Exemplar e bastante útil para consumo interno a crónica que Ferreira Fernandes escreveu hoje, no Diário de Notícias, a propósito da cobertura jornalística e opinativa da prestação dos atletas portugueses nos jogos olímpicos.
É que o jornal também tem para lá um colaborador bastante lido e disputado - prova viva de que a mediocridade abjecta compensa - que ainda esta semana dissertou de modo indigente sobre os resultados nacionais em Londres 2012 e noutras olimpíadas.
O tipo caiu em graça sem nunca ter tido gracinha nenhuma e não o linco. Se a ASAE do velho Nunes passasse por cá ainda me fechava o blogue.
(foto: Record)
Nos últimos jogos olímpicos, Marco Fortes atreveu-se a fazer uma piada com o seu insucesso na prova de lançamento do peso: “Cheguei à conclusão que de manhã só estou bem na caminha. Lançar a esta hora foi muito complicado. Apesar de ter entrado bem na prova, com dois lançamentos longos com mais de 19 metros, no último as pernas queriam era estar esticadas na cama.”
Caiu-lhe o país em cima, que os autóctones são de indignação fácil e ruidosamente histérica com os assuntos irrelevantes e com os sentidos de humor pouco óbvios. O melhor lançador de peso português de sempre, com marcas relevantes (ainda agora confirmadas no Europeu de Atletismo), numa disciplina sem tradição nacional, acabou por pedir desculpa. Como se fosse uma fortuna a bolsa que recebia para treinar, como se Portugal investisse nos seus atletas de alta competição, recordistas ou vencedores de medalhas, um avo do que investe nos futebóis*.
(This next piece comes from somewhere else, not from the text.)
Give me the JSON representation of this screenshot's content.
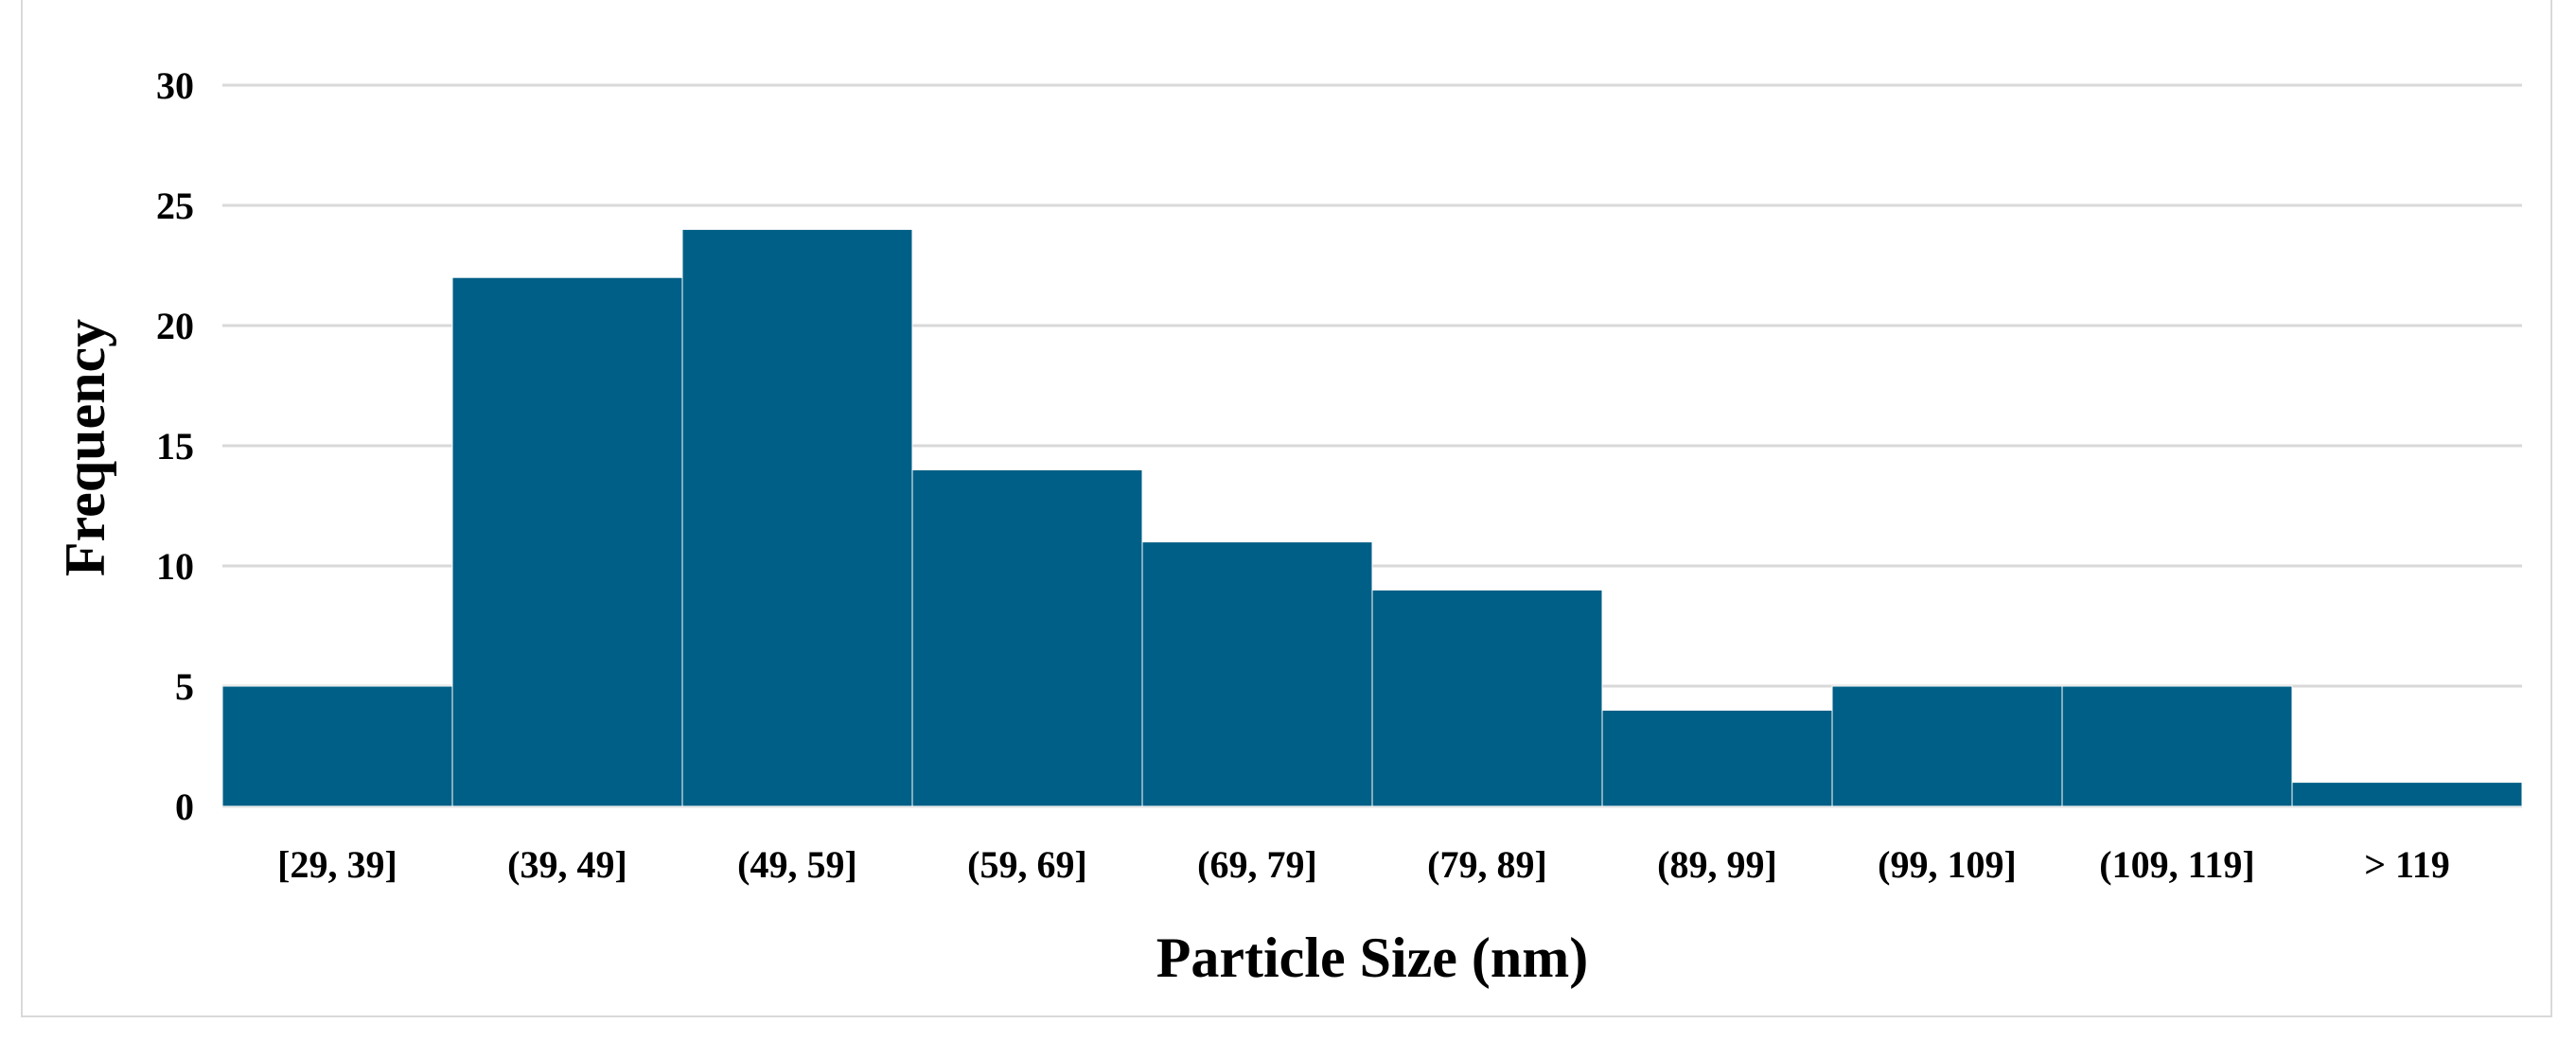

Vicente Moura, o eternizado presidente do Comité Olímpico (COP), juntou-se ao coro. Marco Fortes acabou por regressar mais cedo de Pequim, de castigo. O dirigente falou do brio e profissionalismo dos atletas, da sua cultura e educação; foi contestado; viu Rosa Mota ser apontada para ser sua sucessora; sem grande convicção aparente, ameaçou deixar a presidência do COP para depois reconsiderar; pôs em causa a eficácia da preparação dos desportistas, pediu o apoio das federações para fazer mexidas profundas na instituição; vincou a necessidade de aprender com a missão a Pequim.
Passaram quatro anos e, desta vez, Vicente Moura não promete medalhas. Resta saber se é apenas por receio da fasquia demasiado alta, como em 2008, ou também pela fé no trabalho entretanto desenvolvido.
*As três medalhas conquistadas por atletas portuguesas em Helsínquia, entre os dias 27 de Junho e 1 deste mês, ficaram bem mais baratas que o hotel escolhido pela selecção de futebol para ficar no Euro 2012. E quem deu por elas no meio do ruído que envolveu os pupilos de Paulo Bento - embora unido, o mais fraco grupo de selecionados dos últimos anos?